The junior attack scored six goals in the first of two games the Panthers played last Saturday in Powder Springs, Ga. Though the double hat trick performance led the way in a 13-5 victory over McEachern, it's hard for Dickson to remember the details.
"I'm having trouble remembering that game because of the concussion I had in the second game," he said. "It's kind of blurry."
Dickson not only suffered a concussion on a hit he took in the second game of the day against South Cobb but he also split his lip.
"I've heard of that stuff happening, but I didn't think it would happen to me," he said.
It all came on a play that, according to Lakeside lay coach Ron Ritter, was legal.
"It was a clean hit," he said. "The guy who hit him was bigger than anybody Lakeside has on their football team."
The hit that knocked Dickson out of the game came too late for Lakeside's opponents. On top of his six-goal performance against McEachern, the junior dished out two assists in the first half of a 14-1 win over South Cobb before he left the game.
Dickson is one of the top offensive players for the Panthers this season, despite a lacrosse career that started only a year and a half ago. He joined the Columbia County lacrosse club team his sophomore year after quitting the Lakeside football team.

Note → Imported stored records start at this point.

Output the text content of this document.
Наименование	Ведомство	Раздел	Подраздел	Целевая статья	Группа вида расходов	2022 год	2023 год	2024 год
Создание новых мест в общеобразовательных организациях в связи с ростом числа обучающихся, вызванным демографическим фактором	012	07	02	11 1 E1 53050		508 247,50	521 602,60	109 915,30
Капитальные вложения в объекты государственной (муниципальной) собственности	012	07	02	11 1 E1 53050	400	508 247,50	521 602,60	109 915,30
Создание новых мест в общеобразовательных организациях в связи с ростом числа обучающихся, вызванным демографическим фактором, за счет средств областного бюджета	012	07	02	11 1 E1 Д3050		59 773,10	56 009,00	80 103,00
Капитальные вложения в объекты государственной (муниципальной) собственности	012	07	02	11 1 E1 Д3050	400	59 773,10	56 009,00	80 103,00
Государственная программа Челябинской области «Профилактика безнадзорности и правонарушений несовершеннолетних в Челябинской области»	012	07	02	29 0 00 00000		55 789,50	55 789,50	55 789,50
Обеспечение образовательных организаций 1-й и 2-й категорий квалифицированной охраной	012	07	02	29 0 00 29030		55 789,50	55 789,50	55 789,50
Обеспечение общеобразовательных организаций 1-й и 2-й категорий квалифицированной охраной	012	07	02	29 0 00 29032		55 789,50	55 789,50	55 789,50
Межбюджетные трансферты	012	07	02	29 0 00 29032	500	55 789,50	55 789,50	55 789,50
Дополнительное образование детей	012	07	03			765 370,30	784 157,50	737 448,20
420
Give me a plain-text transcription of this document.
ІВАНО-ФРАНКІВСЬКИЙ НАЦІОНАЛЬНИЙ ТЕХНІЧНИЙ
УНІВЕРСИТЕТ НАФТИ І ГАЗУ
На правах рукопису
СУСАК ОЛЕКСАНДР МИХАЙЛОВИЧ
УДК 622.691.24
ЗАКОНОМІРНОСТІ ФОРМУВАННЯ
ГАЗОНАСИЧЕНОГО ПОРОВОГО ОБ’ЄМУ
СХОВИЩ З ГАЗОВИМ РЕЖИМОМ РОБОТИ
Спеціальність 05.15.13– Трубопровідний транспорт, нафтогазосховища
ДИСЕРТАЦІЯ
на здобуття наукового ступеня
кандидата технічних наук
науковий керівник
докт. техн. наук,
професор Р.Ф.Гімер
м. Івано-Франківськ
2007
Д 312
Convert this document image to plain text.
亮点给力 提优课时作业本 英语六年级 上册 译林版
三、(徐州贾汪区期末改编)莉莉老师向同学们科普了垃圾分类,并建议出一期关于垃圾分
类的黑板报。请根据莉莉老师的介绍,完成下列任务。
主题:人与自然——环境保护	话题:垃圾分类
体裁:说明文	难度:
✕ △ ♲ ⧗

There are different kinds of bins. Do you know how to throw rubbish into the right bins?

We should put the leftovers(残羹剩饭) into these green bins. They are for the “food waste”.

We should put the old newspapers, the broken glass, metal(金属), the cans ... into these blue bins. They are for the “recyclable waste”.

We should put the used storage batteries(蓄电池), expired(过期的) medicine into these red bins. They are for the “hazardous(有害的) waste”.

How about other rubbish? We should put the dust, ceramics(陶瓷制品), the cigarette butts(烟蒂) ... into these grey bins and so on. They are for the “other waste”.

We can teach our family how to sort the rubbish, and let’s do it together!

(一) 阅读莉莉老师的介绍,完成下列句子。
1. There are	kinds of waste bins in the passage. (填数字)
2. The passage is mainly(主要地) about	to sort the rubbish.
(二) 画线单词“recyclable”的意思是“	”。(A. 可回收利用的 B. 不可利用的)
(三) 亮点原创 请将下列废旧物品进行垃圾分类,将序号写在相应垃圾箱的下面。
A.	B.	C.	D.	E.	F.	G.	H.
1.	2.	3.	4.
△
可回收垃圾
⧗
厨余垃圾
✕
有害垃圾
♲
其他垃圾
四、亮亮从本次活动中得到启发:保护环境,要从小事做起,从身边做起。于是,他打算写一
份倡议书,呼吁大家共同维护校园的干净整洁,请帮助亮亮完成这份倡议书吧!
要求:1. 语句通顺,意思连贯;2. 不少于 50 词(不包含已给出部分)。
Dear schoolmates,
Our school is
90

"It wasn't fun for me anymore," he said. "I had never even seen a game (of lacrosse) before, but they told me it's got a little bit of every sport."
Dickson said his concussion will keep him out of practice for most of the week, but he plans on playing in Lakeside's next game on March 9 at St. Pius X.
That Friday night game will mark the beginning of region play. Lakeside, ranked No. 11 in the state, according to the Georgia High School lacrosse computer ratings, holds a 2-0 record on the season in only its second year of competition. Ritter said he's seen a big improvement from all his players after a year's worth of experience.
"It's almost like night and day," he said. "They're learning the finer points of the game instead of just running and shooting."